Anyway, we make our own choices in life, I just hope the future of retail sales allows for something other than warehouse only in the future,

Al

I think what your talking about is how the future of retail/shopping is going to go as a whole. The concept of the "high-street" is not set in stone, the whole point of capitalism demands profits to be made irrespective of the means, which isn't always moral or ethical but is efficient and productive, as demonstrated by how capitalism has pretty much taken over the world.

People like Ford and Taylor changed the entire concept of manufacturing, and that was only in the last 120 years or so. Who knows what the future of goods distribution will be like?? Consumers will always want the best quality product at the cheapest price, and if advancing IT/distributing solutions remove the need for the middle men/women than I cannot see how any high-street will be able to survive in the future....Still its interesting Apple Retails shops turn in a huge profit, despite not ever offering any sales and employing lots of people!!
 

FZR400RRSP

Banned
TBH, I also find the concept of test drives a bit old fashioned.
I know loads of people, myself included, who simply don't bother.
Don't have the time, or the dealers don't have the model you want to test drive anyway.

"I'm interested in the diesel M-sport saloon"
"ooh, we can let you drive the SE estate petrol"

Pointless, as nothing, not even the seats or the steering wheel, will be the same!:facepalm:

I tend to do research and decide from there.
Purely as an example, I'm getting more and more interested in the Evoque.
I would quite happily order one right now, without a test drive.
I know it will be fine, is there really any such thing as a bad driving car now??

I didn't see my particular TV working before I ordered it.
I didn't hear my Vita Audio ipod dock before buying it.
I took all the positive tests at their word, and they were right.
 

lmccauley

Well-known Member
TBH, I also find the concept of test drives a bit old fashioned.
I know loads of people, myself included, who simply don't bother.
Don't have the time, or the dealers don't have the model you want to test drive anyway.

"I'm interested in the diesel M-sport saloon"
"ooh, we can let you drive the SE estate petrol"

Pointless, as nothing, not even the seats or the steering wheel, will be the same!:facepalm:

I tend to do research and decide from there.
Purely as an example, I'm getting more and more interested in the Evoque.
I would quite happily order one right now, without a test drive.
I know it will be fine, is there really any such thing as a bad driving car now??

I didn't see my particular TV working before I ordered it.
I didn't hear my Vita Audio ipod dock before buying it.
I took all the positive tests at their word, and they were right.

Different things are important to different people.
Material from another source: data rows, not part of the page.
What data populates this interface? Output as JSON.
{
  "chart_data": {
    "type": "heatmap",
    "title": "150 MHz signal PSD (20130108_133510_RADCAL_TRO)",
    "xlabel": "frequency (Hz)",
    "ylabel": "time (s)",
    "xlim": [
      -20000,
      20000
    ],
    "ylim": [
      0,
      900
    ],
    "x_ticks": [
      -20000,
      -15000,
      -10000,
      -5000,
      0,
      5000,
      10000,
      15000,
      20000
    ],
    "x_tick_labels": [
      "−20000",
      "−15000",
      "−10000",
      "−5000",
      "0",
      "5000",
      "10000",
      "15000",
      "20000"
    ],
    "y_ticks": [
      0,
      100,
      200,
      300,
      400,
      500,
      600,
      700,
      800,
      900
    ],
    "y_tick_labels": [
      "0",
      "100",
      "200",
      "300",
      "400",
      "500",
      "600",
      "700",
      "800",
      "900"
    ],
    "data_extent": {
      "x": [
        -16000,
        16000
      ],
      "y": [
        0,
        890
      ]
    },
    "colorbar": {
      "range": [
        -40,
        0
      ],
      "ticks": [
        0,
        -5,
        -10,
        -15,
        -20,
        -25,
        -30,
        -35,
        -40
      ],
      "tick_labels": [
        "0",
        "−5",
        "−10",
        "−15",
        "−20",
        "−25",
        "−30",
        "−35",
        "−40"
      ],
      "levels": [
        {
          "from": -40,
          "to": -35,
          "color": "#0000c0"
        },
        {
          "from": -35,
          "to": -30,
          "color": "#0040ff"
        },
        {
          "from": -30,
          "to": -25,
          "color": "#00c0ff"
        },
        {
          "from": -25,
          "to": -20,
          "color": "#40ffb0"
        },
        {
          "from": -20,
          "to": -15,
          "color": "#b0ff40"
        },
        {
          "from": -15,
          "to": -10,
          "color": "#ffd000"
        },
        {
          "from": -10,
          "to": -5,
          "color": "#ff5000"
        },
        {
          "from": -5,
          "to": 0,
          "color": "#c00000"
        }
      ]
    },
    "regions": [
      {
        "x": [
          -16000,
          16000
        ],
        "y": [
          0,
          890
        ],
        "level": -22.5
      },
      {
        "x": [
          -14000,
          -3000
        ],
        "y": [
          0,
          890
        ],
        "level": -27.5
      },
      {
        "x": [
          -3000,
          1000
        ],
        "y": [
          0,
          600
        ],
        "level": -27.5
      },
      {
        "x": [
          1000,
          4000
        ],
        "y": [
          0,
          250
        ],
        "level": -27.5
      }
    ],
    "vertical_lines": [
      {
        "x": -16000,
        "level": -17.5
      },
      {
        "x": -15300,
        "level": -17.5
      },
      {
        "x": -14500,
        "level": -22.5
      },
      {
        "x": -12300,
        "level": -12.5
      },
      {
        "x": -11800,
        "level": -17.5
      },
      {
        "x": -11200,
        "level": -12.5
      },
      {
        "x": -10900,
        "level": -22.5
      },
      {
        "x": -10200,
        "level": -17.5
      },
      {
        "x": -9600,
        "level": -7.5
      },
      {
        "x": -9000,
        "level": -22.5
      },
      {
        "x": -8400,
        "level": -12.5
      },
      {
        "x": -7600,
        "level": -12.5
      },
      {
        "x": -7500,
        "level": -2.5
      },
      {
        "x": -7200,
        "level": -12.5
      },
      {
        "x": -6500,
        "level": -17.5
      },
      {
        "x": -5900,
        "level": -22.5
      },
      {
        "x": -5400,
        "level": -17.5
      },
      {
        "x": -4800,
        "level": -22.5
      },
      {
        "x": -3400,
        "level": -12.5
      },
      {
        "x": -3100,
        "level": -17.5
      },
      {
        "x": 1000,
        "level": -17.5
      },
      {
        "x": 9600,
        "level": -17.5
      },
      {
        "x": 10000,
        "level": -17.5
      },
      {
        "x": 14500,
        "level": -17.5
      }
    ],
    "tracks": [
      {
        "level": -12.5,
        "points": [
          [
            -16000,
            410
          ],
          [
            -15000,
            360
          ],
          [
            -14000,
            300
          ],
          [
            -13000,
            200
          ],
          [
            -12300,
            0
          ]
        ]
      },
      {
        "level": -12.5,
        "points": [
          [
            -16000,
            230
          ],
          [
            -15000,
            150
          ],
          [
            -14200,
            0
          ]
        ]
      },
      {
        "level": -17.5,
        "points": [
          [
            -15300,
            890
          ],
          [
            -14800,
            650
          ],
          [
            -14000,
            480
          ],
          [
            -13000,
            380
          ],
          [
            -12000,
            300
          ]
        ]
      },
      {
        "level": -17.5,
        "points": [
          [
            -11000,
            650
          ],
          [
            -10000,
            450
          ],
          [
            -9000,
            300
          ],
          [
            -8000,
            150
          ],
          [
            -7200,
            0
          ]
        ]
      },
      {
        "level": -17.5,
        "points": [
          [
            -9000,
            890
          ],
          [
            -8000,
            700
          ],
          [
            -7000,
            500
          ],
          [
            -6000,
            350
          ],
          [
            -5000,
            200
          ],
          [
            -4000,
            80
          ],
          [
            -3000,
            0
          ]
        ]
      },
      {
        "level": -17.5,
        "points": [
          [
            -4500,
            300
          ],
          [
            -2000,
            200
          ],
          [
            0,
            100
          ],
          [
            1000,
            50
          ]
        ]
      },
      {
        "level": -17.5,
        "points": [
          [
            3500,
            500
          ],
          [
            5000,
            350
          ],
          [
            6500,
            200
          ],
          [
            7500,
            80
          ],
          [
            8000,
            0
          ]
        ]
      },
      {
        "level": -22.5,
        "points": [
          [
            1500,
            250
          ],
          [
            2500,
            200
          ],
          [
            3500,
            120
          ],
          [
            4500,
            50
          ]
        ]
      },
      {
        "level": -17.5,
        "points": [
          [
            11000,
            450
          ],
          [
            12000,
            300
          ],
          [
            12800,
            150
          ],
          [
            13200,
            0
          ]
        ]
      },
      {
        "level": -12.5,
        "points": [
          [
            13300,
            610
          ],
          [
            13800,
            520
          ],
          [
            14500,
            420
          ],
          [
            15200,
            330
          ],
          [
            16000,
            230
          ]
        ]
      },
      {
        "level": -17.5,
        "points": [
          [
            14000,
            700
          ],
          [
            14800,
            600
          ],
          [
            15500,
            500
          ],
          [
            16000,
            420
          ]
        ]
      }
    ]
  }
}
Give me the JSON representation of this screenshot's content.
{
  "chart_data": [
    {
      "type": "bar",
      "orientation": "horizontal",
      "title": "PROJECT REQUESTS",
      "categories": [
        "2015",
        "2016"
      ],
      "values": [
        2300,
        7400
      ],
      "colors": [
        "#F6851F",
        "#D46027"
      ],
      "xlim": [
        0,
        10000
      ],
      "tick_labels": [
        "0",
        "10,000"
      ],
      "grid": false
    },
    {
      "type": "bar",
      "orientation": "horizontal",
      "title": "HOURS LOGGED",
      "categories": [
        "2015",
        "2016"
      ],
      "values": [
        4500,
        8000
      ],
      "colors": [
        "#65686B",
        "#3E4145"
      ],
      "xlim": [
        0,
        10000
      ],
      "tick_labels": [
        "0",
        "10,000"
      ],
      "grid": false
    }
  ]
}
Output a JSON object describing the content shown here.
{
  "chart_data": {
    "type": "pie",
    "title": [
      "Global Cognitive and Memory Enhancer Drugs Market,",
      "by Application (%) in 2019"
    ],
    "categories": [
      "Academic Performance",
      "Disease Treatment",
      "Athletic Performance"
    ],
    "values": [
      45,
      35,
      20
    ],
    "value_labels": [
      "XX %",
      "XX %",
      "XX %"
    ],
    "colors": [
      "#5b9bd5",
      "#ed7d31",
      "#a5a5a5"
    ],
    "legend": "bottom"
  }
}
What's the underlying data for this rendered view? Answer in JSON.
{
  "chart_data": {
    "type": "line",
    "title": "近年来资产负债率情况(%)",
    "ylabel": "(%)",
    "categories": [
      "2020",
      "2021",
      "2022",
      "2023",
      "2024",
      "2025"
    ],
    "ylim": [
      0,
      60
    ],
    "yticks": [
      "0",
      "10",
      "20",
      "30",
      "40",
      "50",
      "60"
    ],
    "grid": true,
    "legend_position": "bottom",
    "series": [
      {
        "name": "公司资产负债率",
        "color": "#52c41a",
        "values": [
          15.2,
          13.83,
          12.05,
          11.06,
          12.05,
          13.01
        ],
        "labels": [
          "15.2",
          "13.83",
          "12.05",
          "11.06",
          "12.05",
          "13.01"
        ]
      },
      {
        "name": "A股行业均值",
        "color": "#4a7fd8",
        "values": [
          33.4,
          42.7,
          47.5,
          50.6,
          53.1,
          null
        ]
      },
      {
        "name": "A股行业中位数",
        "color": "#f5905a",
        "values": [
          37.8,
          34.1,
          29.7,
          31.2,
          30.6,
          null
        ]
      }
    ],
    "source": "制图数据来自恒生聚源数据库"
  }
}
I test drove a S2000, fully expecting that it would be a "tick the box" exercise, but I came away disappointed and decided to continue looking for something else. My parents test drives mostly seem to consist of driving home and checking that my dad's model aeroplanes can fit in the boot! If you're over 6 feet tall, then I'd recommend at the very least that you sit in a Boxster before buying one, as you may not fit comfortably, depending on the length of your legs/body/arms. Likewise, I'd recommend test driving a Civic Type-R before buying, because you might find the ride hardness unbearable - many don't, but some do, and don't realise until they have actually experienced it.

The difference between a car and a TV or ipod dock is that it will usually be an order of magnitude more expensive.